Improved business confidence shows the way forward

Private Property South Africa
Adrian Goslett

According to the latest Business Confidence Index (BCI) survey by Rand Merchant Bank (RMB) and the Bureau for Economic Research (BER) released in early September, the BCI for the third quarter of 2010 has rebounded to 47.

This is an improvement from the first quarter, which reported a BCI of 43, and to the much lower BCI of 36 reported in the second quarter of 2010. Says Adrian Goslett, CEO of RE/MAX of Southern Africa: “South Africa’s BCI has seen sharp and persistent declines from the heyday level of 85 reported in the third quarter of 2006, to the low 23 reported only three years later. The latest figure of 47 is the highest BCI level seen in over two and a half years, which indicates that although there is still a long way to go, sentiment is improving.”

The RMB/BER BCI covers the building, manufacturing, retail, wholesale and new vehicle trade sectors, and it rates the percentage of respondents in these sectors who think that prevailing business conditions are satisfactory. The index can vary anywhere between zero and 100 – zero being if all the participating respondents rated the prevailing business conditions as unsatisfactory, and 100 if they all rated it as satisfactory. The latest figure of 47 shows that almost half of the participants rated prevailing business conditions as agreeable. “Looking at the survey, it is clear to see that confidence levels in the different sectors varied considerably,” says Goslett. At the top of the pile, new vehicle dealer confidence surged by a reading of 49 in the second quarter, to an impressive 79 in the third quarter – the highest it has been in four years. Retail confidence increased from 38 to 52, and wholesalers’ confidence improved from 47 to 50. Manufacturing confidence was also up, but only marginally, from 28 to 30, and building contractors recovered from 20 to 25.

“The rise in confidence in some sectors, such as the manufacturing, building and semi-durable retail sectors, was coupled with improved business activity. Other sectors on the other hand, such as the new vehicle, wholesale and durable goods retail trade, showed a rise in confidence even though there were weaker business activity levels experienced during the third quarter. In my opinion, the improved BCI figure was not just based on better bottom-line profits, but on a genuine confidence that business prospects are looking good going forward in the near-term,” says Goslett. All good news he says, but it is clear that although the sun seems to be coming out, so to speak, there are still a number of hurdles that need to be overcome: “Although the BCI figure has improved, there are still a number of downside risks that are currently present, including the fact that global recovery is not yet fully established, and that the relatively strong rand could impact negatively on exports and economic growth. “Concentrating specifically on property – the BCI figures do show a marginal upturn in real estate, even if it remains low. The tempo of the revival is currently constrained by factors such as uncertainty about economic prospects, high levels of consumer debt, a strained job market with high levels of unemployment, the sharp increase in electricity tariffs planned going forward, and of course, comparatively tight lending standards.

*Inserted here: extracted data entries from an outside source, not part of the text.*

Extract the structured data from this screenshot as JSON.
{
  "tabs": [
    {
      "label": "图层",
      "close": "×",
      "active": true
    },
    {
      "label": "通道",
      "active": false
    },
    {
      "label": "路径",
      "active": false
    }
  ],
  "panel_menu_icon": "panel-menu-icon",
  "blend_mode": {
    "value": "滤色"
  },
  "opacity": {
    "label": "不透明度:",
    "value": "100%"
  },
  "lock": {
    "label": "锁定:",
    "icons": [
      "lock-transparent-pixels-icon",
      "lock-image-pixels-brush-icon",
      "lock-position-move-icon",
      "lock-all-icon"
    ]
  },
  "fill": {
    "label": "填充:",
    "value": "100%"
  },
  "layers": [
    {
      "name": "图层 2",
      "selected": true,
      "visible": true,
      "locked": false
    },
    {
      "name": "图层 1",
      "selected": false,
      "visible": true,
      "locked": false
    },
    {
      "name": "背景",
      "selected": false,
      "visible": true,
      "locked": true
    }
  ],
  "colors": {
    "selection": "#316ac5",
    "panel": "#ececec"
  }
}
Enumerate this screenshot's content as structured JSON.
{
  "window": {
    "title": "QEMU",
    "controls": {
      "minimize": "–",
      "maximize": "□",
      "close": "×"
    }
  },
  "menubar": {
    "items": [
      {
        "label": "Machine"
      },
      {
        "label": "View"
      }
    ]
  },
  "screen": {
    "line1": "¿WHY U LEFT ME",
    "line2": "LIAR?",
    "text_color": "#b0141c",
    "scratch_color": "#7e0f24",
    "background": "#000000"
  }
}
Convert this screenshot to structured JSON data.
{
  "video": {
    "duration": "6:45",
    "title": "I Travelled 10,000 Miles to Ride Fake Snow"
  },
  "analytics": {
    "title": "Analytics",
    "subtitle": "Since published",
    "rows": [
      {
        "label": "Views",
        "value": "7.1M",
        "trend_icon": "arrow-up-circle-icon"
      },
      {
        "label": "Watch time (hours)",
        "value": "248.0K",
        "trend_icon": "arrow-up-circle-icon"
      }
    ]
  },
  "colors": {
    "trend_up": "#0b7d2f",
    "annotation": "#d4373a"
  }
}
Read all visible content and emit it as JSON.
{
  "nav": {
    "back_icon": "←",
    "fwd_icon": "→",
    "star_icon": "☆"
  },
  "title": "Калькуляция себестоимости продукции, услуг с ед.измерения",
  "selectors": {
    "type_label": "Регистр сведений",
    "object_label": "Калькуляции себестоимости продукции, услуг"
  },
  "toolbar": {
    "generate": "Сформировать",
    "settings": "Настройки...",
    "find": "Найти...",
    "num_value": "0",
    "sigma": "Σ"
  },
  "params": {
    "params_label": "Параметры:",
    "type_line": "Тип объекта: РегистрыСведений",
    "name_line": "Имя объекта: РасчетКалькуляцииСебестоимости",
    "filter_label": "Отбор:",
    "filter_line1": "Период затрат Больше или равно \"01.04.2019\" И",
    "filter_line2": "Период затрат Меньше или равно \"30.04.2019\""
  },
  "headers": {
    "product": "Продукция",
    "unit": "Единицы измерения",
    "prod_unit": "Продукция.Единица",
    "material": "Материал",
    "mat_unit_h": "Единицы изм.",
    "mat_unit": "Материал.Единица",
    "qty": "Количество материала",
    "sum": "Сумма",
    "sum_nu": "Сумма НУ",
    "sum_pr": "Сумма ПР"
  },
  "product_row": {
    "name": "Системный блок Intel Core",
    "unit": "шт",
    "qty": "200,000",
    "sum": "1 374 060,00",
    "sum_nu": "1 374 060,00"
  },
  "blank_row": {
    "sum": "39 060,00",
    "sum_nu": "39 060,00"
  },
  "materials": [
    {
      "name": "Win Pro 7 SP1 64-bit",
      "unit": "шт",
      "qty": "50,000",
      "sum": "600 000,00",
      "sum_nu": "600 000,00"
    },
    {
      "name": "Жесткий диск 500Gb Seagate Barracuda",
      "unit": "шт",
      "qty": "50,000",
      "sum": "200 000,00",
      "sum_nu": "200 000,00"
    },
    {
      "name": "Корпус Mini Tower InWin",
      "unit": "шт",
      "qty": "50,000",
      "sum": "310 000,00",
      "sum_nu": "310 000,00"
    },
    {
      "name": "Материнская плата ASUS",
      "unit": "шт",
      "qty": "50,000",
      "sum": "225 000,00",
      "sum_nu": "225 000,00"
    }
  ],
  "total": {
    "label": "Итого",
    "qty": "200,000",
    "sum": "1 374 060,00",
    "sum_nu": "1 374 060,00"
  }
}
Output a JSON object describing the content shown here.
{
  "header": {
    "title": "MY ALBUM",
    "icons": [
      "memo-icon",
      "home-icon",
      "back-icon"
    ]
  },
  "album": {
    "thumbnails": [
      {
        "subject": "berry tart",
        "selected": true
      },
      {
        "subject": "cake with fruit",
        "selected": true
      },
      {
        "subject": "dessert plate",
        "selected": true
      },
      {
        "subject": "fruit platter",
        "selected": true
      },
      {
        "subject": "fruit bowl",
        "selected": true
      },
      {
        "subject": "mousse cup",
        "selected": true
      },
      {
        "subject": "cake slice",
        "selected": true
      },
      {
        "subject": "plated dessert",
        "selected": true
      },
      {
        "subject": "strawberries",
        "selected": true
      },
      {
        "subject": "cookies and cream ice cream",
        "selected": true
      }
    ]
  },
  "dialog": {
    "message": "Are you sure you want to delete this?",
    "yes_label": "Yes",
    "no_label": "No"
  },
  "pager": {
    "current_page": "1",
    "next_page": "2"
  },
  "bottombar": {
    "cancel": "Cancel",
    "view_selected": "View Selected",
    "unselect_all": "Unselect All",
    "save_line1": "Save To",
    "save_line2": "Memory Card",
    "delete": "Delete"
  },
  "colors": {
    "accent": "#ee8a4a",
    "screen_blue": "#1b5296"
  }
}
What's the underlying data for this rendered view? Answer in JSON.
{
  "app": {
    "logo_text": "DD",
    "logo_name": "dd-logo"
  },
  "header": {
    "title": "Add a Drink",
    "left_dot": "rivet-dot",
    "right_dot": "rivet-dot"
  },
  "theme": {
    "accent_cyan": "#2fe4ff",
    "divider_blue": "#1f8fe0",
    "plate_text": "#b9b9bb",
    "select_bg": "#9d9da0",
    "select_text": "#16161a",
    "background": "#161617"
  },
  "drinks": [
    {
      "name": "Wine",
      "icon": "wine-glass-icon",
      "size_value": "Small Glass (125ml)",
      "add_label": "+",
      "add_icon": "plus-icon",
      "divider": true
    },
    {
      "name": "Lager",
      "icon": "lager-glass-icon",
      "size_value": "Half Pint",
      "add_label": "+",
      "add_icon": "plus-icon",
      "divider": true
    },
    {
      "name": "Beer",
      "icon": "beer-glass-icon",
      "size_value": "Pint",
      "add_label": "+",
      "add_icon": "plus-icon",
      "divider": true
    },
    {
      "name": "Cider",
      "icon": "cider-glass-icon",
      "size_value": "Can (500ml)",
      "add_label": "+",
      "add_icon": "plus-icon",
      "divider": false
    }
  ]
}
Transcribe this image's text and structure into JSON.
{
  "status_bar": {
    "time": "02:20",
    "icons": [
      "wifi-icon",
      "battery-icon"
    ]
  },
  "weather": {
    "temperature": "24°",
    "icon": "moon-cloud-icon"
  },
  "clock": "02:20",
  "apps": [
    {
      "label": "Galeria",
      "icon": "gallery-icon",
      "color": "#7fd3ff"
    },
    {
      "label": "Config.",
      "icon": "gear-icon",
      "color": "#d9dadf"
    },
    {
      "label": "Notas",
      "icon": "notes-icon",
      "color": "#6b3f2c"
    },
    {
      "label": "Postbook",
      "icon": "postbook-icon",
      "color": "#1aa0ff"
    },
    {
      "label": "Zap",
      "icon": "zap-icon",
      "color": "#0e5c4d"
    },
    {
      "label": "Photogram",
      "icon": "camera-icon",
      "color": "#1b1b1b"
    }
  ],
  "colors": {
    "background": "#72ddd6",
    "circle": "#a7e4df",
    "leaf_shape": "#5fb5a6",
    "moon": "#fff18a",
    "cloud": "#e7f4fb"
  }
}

Although these are much less restrictive than we have seen them in the not-too-distant past, they nevertheless still disqualify a substantial amount of willing marginal borrowers,” explains Goslett. Going forward, Goslett says he is expecting even better, even if marginal, improvement in the fourth quarter and in 2011: “Although there has been improved confidence shown in the property market, which is reflected in the recent recovery in house prices, it is clear that we are not heading for a boom any time soon. There will be sure recovery in the housing market going forward, but it will be gradual and largely dependent on the income position of households. With regard to this particular point, the latest rate cut, which brought the lending rate down to 9,5%, the lowest it has been in 30 years, is an incredibly good sign going forward.”